Shannon turned her face sideways. “I know.”
“There will be children for us later, when our lives are no longer caught in this chaos.”
“Of course.”
“It would be better then.”
“Yes.”
He closed his eyes briefly. “Then why do I feel so miserable?”
“You don’t have to tie me to you with a child, Brandon.”
“Is that what you think?” He leaned forward in his chair. There was more truth to what Shannon had said than he wanted to admit. If she were carrying his child, he knew it would not be possible for her to leave him.
“Yes. Are you going to deny it?”
“No…I’m not going to deny it. You know that I want you to be my wife, Shannon. If a child now would secure your promise, then I would not care at all how it would complicate the present. I have respected your wishes not to discuss the matter, but I cannot understand your hesitation.”
“I do not wish to be the reason for your divorce,” she said quietly.
Brandon nearly came out of his chair.
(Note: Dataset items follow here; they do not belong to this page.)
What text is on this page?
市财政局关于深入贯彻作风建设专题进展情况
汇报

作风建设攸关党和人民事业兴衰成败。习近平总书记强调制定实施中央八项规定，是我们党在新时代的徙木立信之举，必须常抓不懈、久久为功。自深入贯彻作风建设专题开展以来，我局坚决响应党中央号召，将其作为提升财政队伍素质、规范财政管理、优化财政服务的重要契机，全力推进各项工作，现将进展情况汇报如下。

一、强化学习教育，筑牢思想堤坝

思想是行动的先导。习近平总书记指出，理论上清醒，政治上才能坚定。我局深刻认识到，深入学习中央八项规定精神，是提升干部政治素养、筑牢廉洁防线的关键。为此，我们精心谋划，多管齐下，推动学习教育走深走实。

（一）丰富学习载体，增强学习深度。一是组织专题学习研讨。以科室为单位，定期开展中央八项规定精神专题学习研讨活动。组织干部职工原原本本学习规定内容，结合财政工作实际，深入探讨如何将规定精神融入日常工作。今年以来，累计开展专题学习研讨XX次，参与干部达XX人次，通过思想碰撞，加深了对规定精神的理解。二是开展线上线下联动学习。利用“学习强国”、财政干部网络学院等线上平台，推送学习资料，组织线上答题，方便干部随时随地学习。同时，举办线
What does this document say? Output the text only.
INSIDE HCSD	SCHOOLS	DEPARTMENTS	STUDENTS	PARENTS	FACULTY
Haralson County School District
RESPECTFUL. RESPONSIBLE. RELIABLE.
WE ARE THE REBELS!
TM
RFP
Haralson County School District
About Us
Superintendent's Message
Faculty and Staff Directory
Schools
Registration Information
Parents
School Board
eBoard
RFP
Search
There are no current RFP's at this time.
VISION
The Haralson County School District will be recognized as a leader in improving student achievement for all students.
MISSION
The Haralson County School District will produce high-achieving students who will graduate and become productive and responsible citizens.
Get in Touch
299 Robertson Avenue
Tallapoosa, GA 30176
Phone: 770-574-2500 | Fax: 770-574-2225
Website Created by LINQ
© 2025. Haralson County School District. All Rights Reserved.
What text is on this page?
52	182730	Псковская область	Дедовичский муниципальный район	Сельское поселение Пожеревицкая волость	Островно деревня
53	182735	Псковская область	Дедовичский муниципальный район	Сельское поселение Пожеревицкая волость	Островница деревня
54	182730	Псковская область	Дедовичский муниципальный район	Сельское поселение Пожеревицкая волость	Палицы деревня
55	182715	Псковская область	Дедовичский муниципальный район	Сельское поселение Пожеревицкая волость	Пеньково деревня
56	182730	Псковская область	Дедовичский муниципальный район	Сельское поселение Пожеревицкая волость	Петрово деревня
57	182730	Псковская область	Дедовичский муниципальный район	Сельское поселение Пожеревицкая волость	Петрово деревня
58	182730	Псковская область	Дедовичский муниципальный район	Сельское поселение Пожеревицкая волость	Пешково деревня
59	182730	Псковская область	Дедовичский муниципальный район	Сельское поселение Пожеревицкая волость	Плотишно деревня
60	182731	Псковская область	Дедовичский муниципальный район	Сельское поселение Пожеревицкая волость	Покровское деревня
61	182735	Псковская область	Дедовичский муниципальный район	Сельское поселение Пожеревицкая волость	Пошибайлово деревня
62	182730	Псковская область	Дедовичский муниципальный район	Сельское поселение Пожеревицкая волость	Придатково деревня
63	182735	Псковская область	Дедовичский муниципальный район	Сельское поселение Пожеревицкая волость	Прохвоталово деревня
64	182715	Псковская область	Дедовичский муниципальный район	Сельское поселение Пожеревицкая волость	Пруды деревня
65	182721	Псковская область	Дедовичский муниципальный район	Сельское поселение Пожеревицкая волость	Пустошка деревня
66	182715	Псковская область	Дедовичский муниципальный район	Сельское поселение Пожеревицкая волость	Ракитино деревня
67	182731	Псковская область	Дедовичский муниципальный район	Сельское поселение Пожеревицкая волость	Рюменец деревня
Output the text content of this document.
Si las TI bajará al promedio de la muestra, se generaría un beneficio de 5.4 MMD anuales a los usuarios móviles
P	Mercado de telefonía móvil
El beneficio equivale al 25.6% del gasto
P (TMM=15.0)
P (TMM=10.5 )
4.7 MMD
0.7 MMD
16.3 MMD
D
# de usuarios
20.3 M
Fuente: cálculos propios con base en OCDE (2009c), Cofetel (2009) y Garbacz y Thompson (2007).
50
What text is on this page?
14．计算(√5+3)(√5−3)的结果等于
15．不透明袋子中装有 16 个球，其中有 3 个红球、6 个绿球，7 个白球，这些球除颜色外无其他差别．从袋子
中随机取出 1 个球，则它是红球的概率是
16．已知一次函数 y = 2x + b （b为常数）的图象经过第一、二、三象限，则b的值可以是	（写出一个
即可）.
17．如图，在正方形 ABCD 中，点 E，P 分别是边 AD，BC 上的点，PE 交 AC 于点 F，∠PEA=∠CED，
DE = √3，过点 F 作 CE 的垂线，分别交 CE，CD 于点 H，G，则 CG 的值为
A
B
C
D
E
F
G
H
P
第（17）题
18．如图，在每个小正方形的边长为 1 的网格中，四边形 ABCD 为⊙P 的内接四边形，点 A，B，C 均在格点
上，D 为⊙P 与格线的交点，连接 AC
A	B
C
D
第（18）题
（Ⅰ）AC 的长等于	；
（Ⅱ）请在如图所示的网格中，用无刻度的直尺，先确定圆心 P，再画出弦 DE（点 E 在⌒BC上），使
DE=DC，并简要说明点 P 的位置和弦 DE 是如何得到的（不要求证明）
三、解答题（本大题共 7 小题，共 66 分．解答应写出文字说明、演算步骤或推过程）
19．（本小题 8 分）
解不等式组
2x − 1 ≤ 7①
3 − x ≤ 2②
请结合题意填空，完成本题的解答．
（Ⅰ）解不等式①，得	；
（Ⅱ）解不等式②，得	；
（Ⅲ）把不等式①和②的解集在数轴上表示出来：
He gripped both arms to keep seated and forced himself to calm. “How can you say that? How can you even think it? My marriage was over long before you came to the folly. I intend to seek a divorce no matter how you answer me.”
“Is that true, Brandon?” She searched his face earnestly. “Do you mean it?”
“Yes. I should have done it when Aurora left. You are not the reason I am seeking it now, Shannon, merely the catalyst. Can you live with that?”